La luna illumina lievemente questo buio e sporco cunicolo.
Percepisco la sua sete di sangue, il dolce odore della paura e sento il suono irregolare dei battiti del cuore della sua preda.
Il corpo della donna si trova ormai attaccato al gelido muro, i suoi occhi spaventati e pieni di lacrime si posano su di me, il suo sguardo implora aiuto, perché per stavolta non sono io il suo carnefice.
Il vampiro non mi degna di uno sguardo, sorride maliziosamente davanti al suo pasto, e in pochi secondi si avventa sul candido e bianco collo della donna.
In una frazione di secondo, sparo un colpo di pistola alla testa del carnefice. Cade a terra e la donna fa altrettanto. Non riesce a reggersi sulle ginocchia da quanto trema.
Mi avvicino cautamente, mi porgo all'altezza del viso della mia preda.
Le porgo un candido fazzoletto di seta bianco, per asciugarsi le goccioline di sudore che le si erano formate sulla fronte, nonostante l'aria gelida dell'autunno.

《Come si chiama?》
Chiede tremante e con sguardo vacuo.

Mi avvicino al suo viso e osservo i suoi delicati lineamenti, le labbra tinte di un rosso fuoco e gli occhi neri come la pece.

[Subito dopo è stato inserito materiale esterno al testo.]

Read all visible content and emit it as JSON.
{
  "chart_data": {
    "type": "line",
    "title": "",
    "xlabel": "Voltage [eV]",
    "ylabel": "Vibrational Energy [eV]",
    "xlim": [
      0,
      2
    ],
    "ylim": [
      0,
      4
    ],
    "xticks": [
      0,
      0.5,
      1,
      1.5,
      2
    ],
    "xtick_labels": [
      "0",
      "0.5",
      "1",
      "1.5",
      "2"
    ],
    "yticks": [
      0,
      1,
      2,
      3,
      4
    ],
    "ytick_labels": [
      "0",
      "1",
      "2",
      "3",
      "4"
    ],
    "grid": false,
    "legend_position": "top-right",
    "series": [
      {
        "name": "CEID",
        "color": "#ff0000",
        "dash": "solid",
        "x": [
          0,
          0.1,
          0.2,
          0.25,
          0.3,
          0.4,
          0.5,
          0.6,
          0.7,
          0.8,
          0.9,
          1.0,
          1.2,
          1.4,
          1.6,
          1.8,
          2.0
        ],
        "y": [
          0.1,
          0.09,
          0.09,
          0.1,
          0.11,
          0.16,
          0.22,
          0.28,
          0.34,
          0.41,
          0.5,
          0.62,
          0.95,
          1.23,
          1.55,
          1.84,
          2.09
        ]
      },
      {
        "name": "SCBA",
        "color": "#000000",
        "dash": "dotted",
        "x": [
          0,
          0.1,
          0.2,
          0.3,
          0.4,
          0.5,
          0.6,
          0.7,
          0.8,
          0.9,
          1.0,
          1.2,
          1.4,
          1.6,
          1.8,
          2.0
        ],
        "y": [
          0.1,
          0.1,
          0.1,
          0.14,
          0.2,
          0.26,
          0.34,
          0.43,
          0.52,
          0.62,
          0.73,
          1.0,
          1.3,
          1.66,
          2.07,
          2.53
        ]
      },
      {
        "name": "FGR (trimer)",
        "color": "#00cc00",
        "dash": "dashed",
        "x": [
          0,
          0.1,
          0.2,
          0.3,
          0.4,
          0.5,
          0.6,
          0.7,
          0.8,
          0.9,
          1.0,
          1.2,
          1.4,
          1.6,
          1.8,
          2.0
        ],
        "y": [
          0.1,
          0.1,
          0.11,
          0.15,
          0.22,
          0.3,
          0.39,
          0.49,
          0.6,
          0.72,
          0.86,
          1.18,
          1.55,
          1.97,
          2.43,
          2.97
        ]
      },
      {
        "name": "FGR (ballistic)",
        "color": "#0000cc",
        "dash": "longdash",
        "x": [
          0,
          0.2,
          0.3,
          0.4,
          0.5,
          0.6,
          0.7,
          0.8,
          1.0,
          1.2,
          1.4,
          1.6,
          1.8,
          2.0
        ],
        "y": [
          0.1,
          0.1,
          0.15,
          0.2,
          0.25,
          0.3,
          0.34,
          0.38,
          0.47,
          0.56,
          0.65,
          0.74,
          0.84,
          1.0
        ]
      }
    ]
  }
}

《Il mio nome non serve che tu lo sappia.》
Il mio tono basso e gentile pare tranquillizzare la donna.

《Io mi chiamo Julie.》
Guarda verso il basso e tira un sospiro di sollievo, ma non sa chi ha davanti.

《Julie... È un bel nome. Mi scuso in anticipo per quello che accadrà.》
La donna mi guarda confusa e sento il suo cuore che riprende a battere all'impazzata.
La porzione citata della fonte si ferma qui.